I have had only 2 instances of mom’s having a problem with me changing their daughters diapers. One was the only family I ever pre-screened out. The mom insisted I leave the disposable diaper on her 11 month old until it was ready to explode. She didn’t want her daughter going through to many diapers. I told her I had lots of experience with cloth diapers and was willing to deal with those but she didn’t like dealing with them. I knew if we were butting heads on diapers our philosophies were just not going to mesh. The other family was a single mom and 18 month old daughter. She eventually got used to the idea but was never comfortable with me. There are not too many child care options up here in the hill towns of Western Ma. so she was stuck with me.
Shit I am off track here. Ok Diapering.. I believe it is all about trust. Trust between the care giver and child. Children can feel it and without trust there is nothing! Parents can’t believe that their children will just lie right down and allow me to change them where at home it is one big battle or a drawn out game. No games here, but I do hold real conversations with a child when diapering. Not goo goo but real dialogue and children do respond. I also believe that paying attention to each childs rythms and tendencies also is a big help. I don’t let children hang out in wet or soiled diapers. I have even been accused of changing children too often. I have sent home a child once in 7 years with a diaper rash that wasn’t there when the child arrived. That was because I had used scented wipes and she had a reaction to them. So now only non scented wipes for me. I think my record for number of changed diapers in a 10 hour day is between 35 and 40.
I am not sure however what the reaction would be in a center based program where the men are part of the program and not an option or a choice as with me. Sorry i rambled here. I will try and be more on target next time.

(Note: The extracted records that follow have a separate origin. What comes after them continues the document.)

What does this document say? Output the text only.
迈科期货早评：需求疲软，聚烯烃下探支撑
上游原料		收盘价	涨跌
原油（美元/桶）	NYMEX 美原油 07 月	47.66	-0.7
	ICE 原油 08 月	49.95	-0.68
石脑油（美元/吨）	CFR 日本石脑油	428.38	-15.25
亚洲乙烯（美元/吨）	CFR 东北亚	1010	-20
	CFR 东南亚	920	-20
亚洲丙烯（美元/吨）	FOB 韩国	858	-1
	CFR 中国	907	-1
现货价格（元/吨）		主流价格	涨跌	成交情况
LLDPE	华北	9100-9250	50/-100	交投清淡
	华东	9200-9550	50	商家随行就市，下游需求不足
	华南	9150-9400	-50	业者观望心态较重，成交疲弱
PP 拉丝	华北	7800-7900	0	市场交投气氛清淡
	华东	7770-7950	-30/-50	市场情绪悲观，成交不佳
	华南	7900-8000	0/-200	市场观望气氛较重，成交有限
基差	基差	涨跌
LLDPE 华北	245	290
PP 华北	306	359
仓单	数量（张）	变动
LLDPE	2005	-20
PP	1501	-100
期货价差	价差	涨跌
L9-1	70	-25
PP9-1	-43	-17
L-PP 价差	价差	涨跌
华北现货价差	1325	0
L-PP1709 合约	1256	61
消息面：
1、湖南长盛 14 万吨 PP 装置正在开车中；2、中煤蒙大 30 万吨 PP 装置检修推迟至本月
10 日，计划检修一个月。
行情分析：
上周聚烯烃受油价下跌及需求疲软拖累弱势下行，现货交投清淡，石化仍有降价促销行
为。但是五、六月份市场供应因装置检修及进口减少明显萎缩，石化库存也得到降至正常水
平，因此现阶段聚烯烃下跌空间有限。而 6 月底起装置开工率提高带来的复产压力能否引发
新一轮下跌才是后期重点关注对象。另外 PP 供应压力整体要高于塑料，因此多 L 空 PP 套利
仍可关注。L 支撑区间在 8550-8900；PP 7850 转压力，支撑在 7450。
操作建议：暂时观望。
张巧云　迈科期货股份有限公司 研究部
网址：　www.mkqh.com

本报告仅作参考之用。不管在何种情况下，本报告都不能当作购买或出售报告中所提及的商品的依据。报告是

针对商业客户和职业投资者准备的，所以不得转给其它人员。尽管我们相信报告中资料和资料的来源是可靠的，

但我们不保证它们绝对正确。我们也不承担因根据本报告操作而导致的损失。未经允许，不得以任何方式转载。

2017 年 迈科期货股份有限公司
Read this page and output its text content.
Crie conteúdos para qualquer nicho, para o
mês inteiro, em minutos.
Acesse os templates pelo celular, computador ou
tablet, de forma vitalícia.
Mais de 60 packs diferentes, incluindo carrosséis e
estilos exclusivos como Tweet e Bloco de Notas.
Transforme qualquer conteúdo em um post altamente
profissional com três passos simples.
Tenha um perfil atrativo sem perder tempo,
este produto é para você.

Thanks to everyone both male and female out there who work with and nurture children.
As for being an activist my only contribution so far is complaining enough that the local Chile’s restaurant installed a diaper deck in the mens room. They got tired of me walking into the women’s room and changing my daughter. But the local Applebees did not install one, maybe they have by now 8 years later but I wouldn’t know. I never returned. The other way is just by being me!